The results would have been different if, as during the past centuries, we had sent observers in quite particular places. Indeed our base of observers presents two large defects: firstly a very strong dissymmetry with very many European observers and very few observers presenting of great difference in the times of contacts with this important group, secondly there is very strong proportion of observations of the third contact and fourth contact with a weak diurnal parallax (Sun high above the horizon) and with observing sites close to the curves C₃ et C₄.

In spite of that the results are rather satisfactory because we found the value of the AU and the parallax with a precision which corresponds to that we waiting for by using these methods of observations. It is also the proof that the observations were well made (except for the tests for last hours and aberrant values). It does not seem to have had cheating, nobody having found all his contacts with a too good precision.

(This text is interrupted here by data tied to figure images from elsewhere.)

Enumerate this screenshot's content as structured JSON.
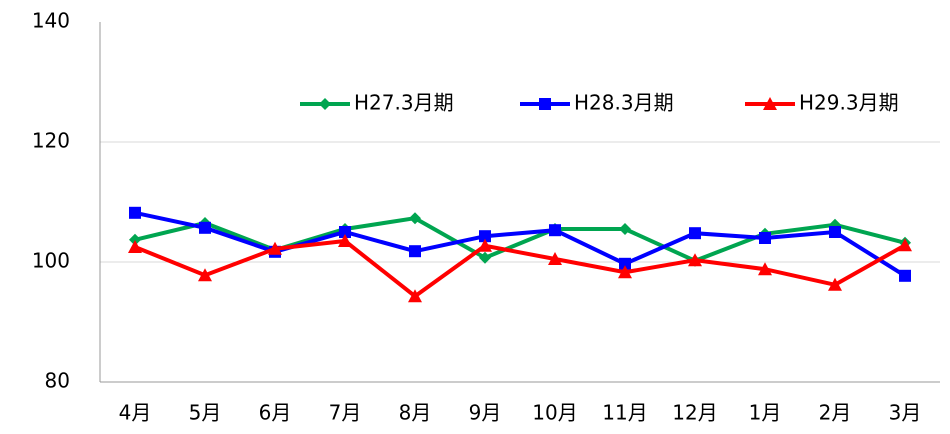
{
  "chart_data": {
    "type": "line",
    "categories": [
      "4月",
      "5月",
      "6月",
      "7月",
      "8月",
      "9月",
      "10月",
      "11月",
      "12月",
      "1月",
      "2月",
      "3月"
    ],
    "series": [
      {
        "name": "H27.3月期",
        "color": "#00a550",
        "marker": "diamond",
        "values": [
          103.7,
          106.5,
          102,
          105.5,
          107.3,
          100.7,
          105.5,
          105.5,
          100.2,
          104.7,
          106.2,
          103.2
        ]
      },
      {
        "name": "H28.3月期",
        "color": "#0000ff",
        "marker": "square",
        "values": [
          108.2,
          105.7,
          101.7,
          105,
          101.8,
          104.3,
          105.3,
          99.7,
          104.8,
          104,
          105,
          97.7
        ]
      },
      {
        "name": "H29.3月期",
        "color": "#ff0000",
        "marker": "triangle",
        "values": [
          102.5,
          97.8,
          102.2,
          103.5,
          94.3,
          102.7,
          100.5,
          98.3,
          100.3,
          98.8,
          96.2,
          102.8
        ]
      }
    ],
    "ylim": [
      80,
      140
    ],
    "yticks": [
      80,
      100,
      120,
      140
    ],
    "grid": true,
    "legend": "top-right"
  }
}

The four maps at the end of this note provide, for each contact, the curves corresponding to a contact at a given instant t. We plotted in bold the curves C₁, C₂, C₃ et C₄ corresponding to the sites on Earth observing the contacts at the same time than the centre of the Earth. We also plotted on these maps the observing sites that we selected for our calculations and presenting a difference less than 8 secondes with the predictions (interval 2DT = 16s).

Certainly the method of Delisle is not very powerful from a statistical point of view, but it keeps all its teaching interest. We thus extracted from the whole set of data, a data base formed by the "good observations". On this data base, students and pupils will be able to use the method of Delisle on two observations of their choice and to realize thus that all the sites of observation are not equivalent, even with equal measuring accuracies.

In conclusion :

In conclusion, our best result on the AU is obtained by the linearization method (not constrained system) using the timings within 4 seconds of time (interval of 8s) from the prediction:

AU = 149 608 708 km +/- 11 835 km (diff. to AU 10 838 km)

for the system not constrained (583 observations in a interval of 8s)

UA= 149 840 958 km +/- 310 577 km (diff. to AU 243 088 km)

for Delisle’s method with all contacts (4386 combinations from 1066 observations in an interval of 16s).

The result obtained by the linearization method is better than the one obtained in real time since we eliminated the bad observations and better than the one obtained with Delisle’s method since the observing site were not well distributed on Earth. Note the elimination of more observations (observations within 3 or 2 seconds of time) does not provide better results (too few data).